When I played with elm-spa and created a page, the page contained:

page : Shared.Model -> Request.With Params -> Page.With Model Msg
page shared req =
    Page.sandbox
        { init = init
        , update = update
        , view = view shared req
        }

How does that work?

Is it possible to create a page within an application with it’s own model, update, view, etc?

That’s another function, also called sandbox. The Page.sandbox docs say that it’s “inspired by Browser.sandbox”. It does not return a Program – it returns a Page.With, which is some kind of internal data structure that elm-spa eventually wires up for you – see below.

Yes! I’d say it’s pretty common to have pages with their own model, update, view. (You might hear and read advice to avoid having sub-model, update, view, and while that’s many times good, it’s definitely the right tool for pages.)

Your main Elm file becomes a Russian Doll kind of routing thing. The main Elm file’s Model contains your page’s Model, the main file’s update sometimes calls the page’s update function, and the main file’s view sometimes calls the page’s view function. Use Html.map and Cmd.map to make the types line up when the page has its own Msg type. See the elm-spa-example for an example.

So in Elm, you can have nested “applications” with their own model, update, view etc. but in the end it’s just functions and types that you wire up manually.
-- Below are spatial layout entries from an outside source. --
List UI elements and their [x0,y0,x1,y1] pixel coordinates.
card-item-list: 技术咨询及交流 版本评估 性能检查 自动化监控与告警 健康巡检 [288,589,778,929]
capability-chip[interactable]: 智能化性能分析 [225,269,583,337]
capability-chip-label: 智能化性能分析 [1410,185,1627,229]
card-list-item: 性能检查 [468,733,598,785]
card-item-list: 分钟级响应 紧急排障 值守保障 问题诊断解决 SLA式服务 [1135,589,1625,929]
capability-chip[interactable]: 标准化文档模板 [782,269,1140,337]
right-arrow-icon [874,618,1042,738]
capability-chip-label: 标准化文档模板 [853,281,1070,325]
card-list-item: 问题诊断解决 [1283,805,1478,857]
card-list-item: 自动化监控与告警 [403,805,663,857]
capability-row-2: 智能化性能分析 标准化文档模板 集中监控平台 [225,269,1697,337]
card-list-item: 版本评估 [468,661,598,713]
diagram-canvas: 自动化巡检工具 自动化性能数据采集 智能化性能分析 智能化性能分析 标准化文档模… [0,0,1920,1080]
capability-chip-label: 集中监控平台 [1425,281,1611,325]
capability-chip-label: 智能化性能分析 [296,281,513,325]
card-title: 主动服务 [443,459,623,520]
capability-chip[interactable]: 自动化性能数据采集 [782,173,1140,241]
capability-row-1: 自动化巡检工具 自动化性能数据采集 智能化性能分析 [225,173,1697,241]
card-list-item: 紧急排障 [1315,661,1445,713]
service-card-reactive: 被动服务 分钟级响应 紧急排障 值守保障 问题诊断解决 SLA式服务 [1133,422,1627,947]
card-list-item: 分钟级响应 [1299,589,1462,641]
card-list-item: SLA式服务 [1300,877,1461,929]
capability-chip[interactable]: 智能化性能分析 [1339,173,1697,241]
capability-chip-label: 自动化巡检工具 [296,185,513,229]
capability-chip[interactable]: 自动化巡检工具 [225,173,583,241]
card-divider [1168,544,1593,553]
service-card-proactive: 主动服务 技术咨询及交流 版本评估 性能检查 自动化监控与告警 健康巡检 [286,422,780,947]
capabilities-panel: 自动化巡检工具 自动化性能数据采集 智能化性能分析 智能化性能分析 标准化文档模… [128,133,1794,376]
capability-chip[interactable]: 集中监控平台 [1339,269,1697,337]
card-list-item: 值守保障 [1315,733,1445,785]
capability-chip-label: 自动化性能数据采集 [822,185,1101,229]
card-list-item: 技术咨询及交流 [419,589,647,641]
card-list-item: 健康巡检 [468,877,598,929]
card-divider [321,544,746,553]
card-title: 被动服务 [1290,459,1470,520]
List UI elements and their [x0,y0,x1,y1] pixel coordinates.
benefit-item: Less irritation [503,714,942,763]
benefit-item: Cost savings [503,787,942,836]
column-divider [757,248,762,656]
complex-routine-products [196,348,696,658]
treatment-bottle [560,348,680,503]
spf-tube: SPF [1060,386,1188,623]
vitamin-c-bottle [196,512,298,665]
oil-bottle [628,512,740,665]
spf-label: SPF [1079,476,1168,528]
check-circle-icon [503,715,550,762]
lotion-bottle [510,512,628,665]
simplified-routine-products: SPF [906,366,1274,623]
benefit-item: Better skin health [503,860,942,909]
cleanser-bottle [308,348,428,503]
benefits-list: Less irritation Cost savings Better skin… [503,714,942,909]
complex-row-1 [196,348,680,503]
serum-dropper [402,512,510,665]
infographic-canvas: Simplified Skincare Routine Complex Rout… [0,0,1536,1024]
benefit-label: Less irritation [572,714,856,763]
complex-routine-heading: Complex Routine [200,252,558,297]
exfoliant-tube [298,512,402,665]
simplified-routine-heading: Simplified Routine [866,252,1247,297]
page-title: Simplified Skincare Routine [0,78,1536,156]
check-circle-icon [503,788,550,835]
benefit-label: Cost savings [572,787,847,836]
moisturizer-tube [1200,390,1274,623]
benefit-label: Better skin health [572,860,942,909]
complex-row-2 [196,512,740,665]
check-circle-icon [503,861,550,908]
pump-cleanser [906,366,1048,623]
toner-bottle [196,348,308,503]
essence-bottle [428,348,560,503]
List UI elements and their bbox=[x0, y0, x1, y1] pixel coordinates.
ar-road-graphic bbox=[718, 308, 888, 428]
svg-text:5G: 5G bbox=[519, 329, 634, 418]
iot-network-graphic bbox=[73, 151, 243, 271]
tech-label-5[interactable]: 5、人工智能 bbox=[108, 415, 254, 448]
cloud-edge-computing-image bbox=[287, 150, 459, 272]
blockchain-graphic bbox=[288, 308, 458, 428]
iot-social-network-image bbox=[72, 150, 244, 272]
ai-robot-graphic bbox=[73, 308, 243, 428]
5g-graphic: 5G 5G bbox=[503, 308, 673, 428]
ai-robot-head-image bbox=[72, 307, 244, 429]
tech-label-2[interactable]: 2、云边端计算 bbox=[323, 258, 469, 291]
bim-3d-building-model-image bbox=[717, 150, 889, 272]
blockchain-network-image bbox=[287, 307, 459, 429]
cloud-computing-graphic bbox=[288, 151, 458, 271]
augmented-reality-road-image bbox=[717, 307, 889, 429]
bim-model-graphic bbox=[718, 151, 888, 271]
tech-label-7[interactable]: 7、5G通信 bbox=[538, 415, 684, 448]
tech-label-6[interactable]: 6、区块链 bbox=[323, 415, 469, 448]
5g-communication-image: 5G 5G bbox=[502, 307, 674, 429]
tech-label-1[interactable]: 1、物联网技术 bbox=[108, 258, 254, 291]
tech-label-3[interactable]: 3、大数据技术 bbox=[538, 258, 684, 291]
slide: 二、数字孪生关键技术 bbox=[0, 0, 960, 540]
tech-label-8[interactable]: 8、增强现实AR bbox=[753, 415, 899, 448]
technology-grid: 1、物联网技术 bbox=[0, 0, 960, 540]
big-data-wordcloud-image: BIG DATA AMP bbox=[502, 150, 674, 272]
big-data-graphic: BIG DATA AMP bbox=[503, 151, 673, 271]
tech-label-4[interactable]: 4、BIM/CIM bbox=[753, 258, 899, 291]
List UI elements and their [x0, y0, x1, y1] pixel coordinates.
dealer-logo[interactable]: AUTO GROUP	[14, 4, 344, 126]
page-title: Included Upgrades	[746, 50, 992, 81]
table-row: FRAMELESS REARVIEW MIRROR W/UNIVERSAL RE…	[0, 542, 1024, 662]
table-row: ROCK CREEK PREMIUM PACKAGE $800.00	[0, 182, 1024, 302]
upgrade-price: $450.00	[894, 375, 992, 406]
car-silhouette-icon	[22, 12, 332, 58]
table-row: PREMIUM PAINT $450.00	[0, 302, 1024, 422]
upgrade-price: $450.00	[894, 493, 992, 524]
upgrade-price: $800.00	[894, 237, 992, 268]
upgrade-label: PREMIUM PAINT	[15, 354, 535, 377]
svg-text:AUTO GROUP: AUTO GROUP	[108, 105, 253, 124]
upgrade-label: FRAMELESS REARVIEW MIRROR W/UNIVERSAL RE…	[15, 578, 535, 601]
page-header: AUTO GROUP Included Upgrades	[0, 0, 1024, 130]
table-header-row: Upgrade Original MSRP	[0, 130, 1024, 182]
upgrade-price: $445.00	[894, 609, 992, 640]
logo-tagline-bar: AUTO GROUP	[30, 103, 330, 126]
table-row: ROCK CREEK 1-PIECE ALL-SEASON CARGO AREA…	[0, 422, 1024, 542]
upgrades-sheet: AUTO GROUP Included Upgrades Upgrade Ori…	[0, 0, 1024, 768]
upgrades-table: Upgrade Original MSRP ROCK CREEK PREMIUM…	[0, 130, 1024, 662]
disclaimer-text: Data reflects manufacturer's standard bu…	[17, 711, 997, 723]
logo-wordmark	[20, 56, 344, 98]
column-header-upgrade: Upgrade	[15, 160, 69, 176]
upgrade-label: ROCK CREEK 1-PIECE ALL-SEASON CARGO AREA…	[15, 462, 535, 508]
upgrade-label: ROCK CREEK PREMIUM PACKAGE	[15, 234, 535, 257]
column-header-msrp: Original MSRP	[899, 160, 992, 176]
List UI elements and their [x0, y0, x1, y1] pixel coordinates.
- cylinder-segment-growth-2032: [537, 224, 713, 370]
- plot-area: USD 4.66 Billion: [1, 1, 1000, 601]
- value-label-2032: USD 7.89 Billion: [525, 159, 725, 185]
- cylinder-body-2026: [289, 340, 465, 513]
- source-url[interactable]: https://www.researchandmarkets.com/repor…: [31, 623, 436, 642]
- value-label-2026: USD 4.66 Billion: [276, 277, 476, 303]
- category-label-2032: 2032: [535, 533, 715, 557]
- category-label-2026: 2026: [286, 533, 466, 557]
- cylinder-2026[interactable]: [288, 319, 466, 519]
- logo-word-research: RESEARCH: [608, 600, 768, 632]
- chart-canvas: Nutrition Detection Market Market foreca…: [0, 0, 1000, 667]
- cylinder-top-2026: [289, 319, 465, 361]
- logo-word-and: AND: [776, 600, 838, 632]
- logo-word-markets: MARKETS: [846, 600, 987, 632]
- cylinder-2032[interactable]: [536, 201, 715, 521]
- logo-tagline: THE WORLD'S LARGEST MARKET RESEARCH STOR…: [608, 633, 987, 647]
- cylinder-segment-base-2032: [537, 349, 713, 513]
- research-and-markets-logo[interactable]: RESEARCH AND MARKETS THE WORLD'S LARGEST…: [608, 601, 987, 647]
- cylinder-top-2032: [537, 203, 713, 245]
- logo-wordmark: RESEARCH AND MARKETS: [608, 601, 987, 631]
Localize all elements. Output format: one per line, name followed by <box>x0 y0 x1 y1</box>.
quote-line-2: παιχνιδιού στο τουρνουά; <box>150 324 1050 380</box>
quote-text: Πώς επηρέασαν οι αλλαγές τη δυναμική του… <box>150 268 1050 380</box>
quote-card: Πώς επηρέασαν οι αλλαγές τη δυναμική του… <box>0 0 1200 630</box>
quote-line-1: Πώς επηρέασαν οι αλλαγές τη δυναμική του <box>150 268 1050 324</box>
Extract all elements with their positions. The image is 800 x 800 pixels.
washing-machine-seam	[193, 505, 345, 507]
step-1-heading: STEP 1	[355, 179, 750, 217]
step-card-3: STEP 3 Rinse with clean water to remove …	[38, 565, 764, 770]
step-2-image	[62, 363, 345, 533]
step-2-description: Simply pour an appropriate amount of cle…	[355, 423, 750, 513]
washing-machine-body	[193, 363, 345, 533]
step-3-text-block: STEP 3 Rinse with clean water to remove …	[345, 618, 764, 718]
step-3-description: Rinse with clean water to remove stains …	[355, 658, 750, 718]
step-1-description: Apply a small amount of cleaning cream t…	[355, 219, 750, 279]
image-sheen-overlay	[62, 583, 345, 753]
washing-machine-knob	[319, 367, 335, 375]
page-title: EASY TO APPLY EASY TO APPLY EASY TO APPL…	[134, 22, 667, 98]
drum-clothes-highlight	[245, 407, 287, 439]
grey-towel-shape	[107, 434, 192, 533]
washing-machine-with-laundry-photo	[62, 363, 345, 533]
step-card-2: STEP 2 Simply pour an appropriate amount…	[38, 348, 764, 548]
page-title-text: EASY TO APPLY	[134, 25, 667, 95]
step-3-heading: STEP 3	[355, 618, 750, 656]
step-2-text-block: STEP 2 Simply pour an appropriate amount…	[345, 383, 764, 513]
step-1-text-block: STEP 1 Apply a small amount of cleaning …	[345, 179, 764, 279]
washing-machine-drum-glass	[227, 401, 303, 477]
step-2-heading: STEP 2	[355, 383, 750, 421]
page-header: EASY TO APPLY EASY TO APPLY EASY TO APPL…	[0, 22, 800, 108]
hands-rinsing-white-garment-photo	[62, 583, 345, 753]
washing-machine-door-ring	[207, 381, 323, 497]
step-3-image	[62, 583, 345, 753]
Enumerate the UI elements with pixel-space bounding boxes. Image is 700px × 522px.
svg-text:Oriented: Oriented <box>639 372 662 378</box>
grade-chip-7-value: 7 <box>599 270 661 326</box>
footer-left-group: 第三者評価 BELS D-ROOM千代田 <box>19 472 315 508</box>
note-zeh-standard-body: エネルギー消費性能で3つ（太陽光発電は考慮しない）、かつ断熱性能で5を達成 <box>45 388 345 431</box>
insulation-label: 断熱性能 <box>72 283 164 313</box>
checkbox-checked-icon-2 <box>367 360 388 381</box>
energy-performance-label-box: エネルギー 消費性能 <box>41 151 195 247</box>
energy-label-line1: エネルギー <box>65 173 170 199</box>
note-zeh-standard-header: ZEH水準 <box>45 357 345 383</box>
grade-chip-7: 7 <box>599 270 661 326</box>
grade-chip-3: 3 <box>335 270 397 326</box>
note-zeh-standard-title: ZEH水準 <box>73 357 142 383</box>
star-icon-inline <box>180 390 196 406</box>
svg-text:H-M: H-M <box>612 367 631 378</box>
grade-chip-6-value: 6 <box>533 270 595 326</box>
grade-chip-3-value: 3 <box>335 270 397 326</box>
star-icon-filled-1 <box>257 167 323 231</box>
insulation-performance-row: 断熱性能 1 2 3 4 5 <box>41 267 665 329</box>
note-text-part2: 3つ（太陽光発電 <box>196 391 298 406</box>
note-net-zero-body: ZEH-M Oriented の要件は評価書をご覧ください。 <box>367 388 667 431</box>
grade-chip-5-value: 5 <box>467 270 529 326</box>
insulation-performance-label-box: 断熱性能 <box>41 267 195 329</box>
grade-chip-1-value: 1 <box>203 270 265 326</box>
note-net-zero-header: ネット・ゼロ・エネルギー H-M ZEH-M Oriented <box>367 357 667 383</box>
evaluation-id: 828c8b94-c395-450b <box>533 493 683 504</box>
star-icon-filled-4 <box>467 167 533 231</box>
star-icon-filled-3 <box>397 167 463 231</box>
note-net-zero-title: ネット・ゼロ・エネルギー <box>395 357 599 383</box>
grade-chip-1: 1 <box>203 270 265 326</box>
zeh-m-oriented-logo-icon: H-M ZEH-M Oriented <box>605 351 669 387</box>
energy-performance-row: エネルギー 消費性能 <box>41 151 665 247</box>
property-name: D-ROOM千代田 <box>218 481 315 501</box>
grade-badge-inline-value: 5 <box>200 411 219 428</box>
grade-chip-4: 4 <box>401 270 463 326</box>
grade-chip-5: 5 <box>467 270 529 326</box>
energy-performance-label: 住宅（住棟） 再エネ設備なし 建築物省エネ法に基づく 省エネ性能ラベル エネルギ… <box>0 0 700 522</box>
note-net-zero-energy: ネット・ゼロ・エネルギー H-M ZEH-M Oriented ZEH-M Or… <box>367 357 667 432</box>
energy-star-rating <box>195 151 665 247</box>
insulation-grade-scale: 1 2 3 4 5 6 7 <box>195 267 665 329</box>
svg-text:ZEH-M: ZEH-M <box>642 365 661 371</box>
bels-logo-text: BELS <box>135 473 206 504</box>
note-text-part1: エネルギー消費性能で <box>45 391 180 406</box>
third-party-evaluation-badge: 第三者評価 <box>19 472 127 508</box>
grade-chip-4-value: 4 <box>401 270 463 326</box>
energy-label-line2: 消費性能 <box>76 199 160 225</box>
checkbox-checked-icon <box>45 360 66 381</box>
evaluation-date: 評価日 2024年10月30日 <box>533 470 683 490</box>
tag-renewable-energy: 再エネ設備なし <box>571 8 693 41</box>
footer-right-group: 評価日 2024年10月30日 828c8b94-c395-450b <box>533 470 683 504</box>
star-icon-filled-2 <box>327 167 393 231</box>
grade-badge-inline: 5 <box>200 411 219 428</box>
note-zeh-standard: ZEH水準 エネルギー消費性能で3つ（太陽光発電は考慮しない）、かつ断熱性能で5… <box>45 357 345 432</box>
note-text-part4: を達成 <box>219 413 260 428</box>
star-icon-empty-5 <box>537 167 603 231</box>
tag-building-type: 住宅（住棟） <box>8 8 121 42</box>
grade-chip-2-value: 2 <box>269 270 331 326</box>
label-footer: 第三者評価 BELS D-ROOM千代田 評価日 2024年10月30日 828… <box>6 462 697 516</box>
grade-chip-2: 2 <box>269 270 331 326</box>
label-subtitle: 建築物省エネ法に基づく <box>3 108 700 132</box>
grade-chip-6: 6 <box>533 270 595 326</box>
The wiring might feel difficult and tedious the first time, but on the upside it makes it easy to jump into somebody else’s project – you can basically see how the whole project fits together only by using “go to definition” and “find references” in your IDE. The manual wiring is also useful when you need to do something custom – since there’s no “magic” wiring things up, it’s just code like any other where you can do whatever you want.

elm-spa helps with some of that wiring. But the cool thing is that you can still jump into the code it generates and see how it all fits together.

2 Likes

Simon, many thanks.

That’s a very nice explanation that all makes sense. I think I now have the final piece of the puzzle to make the transition from Browser.element to Browser.application :slight_smile:

Everything you’ve said I should have found out for myself by doing enough research. So thank you for ignoring my failure to do that and taking pity on me.